It was a busy week around here, but fortunately, the weather was gorgeous for most of it. My parents made a quick and somewhat unscheduled trip into town, so I had brunch with them on Wednesday morning and we did some shopping. One of our stops was PetSmart, where I bought a new toy for Mina to cuddle with. They didn’t have any cuddle-able cat toys so I went to the dog toy section and bought her a new toy. So far, she loves it.
Mina is finally putting on some weight and is now kitten-skinny instead of malnourished-skinny. She is running around like crazy and pouncing on every cat toy that I have. I think her health problems are behind her now.
What I Finished Reading Last Week:
- Lonesome Dove by Larry McMurtry
- Rough Magic: Riding the World’s Loneliest Horse Race by Lara Prior-Palmer
Lonesome Dove was an incredible, heartbreaking, funny, profound, pitiless, and unsentimental book. Its 1986 Pulitzer was well deserved, and I think more people should read it, in spite of its length. The fact that it is a Western probably means that some will look down upon it because it’s genre fiction, but it provides a sense of the realities of the Old West and how quickly things were changing in the late 1880s. Like any realistic historical fiction, its characters are casually racist and misogynistic, but to deny Lonesome Dove on these grounds is to deny the problems we are still trying to deal with.
Rough Magic was a beautiful book about Prior-Palmer’s spur of the moment decision to enter the Mongolian Derby, a 1,000-kilometer horse race that follows the postal routes of Genghis Khan’s postal riders. It is a dangerous and lonely race across the Mongolian steppes and carried out on the backs of half-wild horses. Prior-Palmer was the first woman and youngest rider to win this race, and though she states this in the prologue, the ending is no less suspenseful for the knowledge. Prior-Palmer details her own life, her lifelong relationship with horses, her aunt, who herself was a famous equestrian, as well as beautiful descriptions of Mongolia, its people, and her relationships with the horses who carried her on her long road.

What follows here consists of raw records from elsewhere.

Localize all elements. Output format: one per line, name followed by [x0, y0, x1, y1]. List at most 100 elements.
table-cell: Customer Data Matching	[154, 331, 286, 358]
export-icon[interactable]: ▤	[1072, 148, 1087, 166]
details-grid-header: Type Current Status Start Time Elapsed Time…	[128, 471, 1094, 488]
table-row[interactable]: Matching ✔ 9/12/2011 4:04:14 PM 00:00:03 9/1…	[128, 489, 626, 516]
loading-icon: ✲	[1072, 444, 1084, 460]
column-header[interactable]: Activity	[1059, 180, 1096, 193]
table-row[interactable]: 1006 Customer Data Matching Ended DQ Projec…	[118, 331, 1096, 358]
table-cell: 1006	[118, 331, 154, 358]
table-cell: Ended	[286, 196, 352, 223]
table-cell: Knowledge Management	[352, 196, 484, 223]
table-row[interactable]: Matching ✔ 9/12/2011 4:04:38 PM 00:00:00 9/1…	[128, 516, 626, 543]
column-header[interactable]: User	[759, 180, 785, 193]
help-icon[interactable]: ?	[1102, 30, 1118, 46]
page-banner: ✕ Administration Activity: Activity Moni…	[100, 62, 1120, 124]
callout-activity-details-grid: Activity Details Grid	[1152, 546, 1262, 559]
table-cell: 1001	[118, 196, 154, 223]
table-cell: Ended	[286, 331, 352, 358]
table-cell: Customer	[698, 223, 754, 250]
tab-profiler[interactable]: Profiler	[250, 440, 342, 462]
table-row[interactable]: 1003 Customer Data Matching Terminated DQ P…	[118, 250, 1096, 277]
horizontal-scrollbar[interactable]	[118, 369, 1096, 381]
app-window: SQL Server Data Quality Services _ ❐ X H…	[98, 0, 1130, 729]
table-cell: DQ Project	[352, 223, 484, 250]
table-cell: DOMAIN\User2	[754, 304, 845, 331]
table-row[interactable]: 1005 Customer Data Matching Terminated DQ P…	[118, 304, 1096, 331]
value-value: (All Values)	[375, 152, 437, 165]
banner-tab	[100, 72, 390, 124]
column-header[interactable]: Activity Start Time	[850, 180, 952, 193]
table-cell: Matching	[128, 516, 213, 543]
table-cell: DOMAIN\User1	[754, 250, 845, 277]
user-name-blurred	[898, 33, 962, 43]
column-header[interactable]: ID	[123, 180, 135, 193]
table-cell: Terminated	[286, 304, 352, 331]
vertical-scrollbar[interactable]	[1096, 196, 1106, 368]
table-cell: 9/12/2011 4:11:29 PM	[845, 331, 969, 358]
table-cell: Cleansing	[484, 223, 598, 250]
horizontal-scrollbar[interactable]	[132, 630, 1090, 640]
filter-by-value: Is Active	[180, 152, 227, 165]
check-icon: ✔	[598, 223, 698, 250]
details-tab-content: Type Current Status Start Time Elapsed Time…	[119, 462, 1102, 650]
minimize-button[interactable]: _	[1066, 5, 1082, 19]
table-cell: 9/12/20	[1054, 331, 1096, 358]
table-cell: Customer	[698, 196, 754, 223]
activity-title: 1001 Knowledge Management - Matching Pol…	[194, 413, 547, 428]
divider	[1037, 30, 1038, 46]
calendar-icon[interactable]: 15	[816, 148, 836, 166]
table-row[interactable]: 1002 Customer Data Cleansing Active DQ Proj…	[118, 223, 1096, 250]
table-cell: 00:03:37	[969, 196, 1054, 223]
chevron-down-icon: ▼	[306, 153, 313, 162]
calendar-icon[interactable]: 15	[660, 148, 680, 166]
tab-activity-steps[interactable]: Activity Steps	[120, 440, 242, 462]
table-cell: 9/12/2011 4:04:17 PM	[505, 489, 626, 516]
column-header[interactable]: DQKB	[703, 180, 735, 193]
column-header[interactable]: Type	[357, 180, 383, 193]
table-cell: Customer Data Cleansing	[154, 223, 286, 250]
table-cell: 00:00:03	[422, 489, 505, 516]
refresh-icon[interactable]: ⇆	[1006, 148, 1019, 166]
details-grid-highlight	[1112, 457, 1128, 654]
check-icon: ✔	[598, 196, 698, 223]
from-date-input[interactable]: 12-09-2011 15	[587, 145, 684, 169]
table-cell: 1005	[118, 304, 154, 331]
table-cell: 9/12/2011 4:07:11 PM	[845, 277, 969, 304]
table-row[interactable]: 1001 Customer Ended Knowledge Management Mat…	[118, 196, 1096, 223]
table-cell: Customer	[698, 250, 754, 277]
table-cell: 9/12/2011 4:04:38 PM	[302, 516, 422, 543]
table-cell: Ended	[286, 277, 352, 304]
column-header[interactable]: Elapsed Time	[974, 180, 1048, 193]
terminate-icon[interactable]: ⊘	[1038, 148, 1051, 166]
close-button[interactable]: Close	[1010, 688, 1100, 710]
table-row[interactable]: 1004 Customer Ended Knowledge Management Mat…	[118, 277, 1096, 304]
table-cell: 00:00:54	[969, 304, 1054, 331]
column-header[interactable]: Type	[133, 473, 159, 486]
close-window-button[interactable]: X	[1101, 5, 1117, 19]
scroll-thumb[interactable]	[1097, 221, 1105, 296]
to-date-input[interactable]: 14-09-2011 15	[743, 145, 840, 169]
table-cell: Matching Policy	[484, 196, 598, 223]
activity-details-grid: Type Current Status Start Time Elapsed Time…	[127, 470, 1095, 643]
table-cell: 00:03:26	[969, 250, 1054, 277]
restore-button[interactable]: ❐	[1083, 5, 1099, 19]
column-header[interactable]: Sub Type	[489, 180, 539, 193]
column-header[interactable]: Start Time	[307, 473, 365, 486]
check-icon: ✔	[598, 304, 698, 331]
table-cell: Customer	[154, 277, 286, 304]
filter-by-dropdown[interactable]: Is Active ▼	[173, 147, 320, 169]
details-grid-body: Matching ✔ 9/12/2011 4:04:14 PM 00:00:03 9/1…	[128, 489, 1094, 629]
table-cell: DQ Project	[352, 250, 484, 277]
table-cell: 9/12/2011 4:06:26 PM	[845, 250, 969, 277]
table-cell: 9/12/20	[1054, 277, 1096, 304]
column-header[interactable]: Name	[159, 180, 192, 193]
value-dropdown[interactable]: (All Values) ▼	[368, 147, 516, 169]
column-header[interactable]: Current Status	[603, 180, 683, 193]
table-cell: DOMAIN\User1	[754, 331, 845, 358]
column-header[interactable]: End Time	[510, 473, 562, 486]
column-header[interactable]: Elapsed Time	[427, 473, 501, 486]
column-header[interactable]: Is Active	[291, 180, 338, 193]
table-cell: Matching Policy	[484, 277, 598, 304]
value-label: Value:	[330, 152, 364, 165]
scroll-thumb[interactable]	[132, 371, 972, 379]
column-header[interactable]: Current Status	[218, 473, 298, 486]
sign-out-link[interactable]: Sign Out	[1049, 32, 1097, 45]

What I’m Currently Reading:
- The Eye of the World (The Wheel of Time #1) by Robert Jordan (275/750)
- Dune by Frank Herbert (353/883)
- Lethal White (Cormoran Strike #4) by Robert Galbraith, audiobook narrated by Robert Glenister (47%)
I read The Eye of the World at the beginning of my sophomore year of college. I sped through it in about three days and I thought it was fantastic, and devoured the next few books in record time, too. But as the series progressed, my reading time slowed and slowed. Now that I’m older, I’m giving The Wheel of Time Another shot. I’m a lot different from the way I was eighteen years ago. So far, my experience has been the same. The Eye of the World is a quick read with a lot of influences from Tolkien. We’ll see if the rest of the series goes the same way on the re-read. This is a buddy read with Jackie from Death by Tsundoku.
My reread of Dune was put on hold so I could finish Lonesome Dove. I plan to pick it back up again so I can keep up with Steve Donoghue’s upcoming videos about the second book in the series, Dune Messiah.
I’ve gotten deeper into Lethal White, and the mystery has gotten even deeper as it moves from blackmail to murder. I have no idea whodunnit, and I am perfectly happy with that fact at this point in the book. Matthew just screwed up in a big way, though, and I’m waiting for Robin to pick up on the clue (she hasn’t yet, only because she’s focused on something else right now, but I think that soon enough, she’ll figure it out).
What I Plan to Start Reading This Week:
- The Long Call (Two Rivers #1) by Ann Cleeves
- Daughter of the Forest (Sevenwaters #1) by Juliet Marillier
What I’ve Been Watching:
Queer Eye: More Than a Makeover Tan France, Jonathan Van Ness, Karamo Brown, Bobby Berk, Antoni Porowski (Netflix) Is there anyone who hasn’t watched this? Sure, the sentimentality is sometimes manufactured and like any makeover show (What Not to Wear, Tidying up with Marie Kondo), I wonder if the people involved make the changes last after the cameras have been turned off. But the show is so engaging, and it’s so fun to see the people regain their confidence by the end of the episode.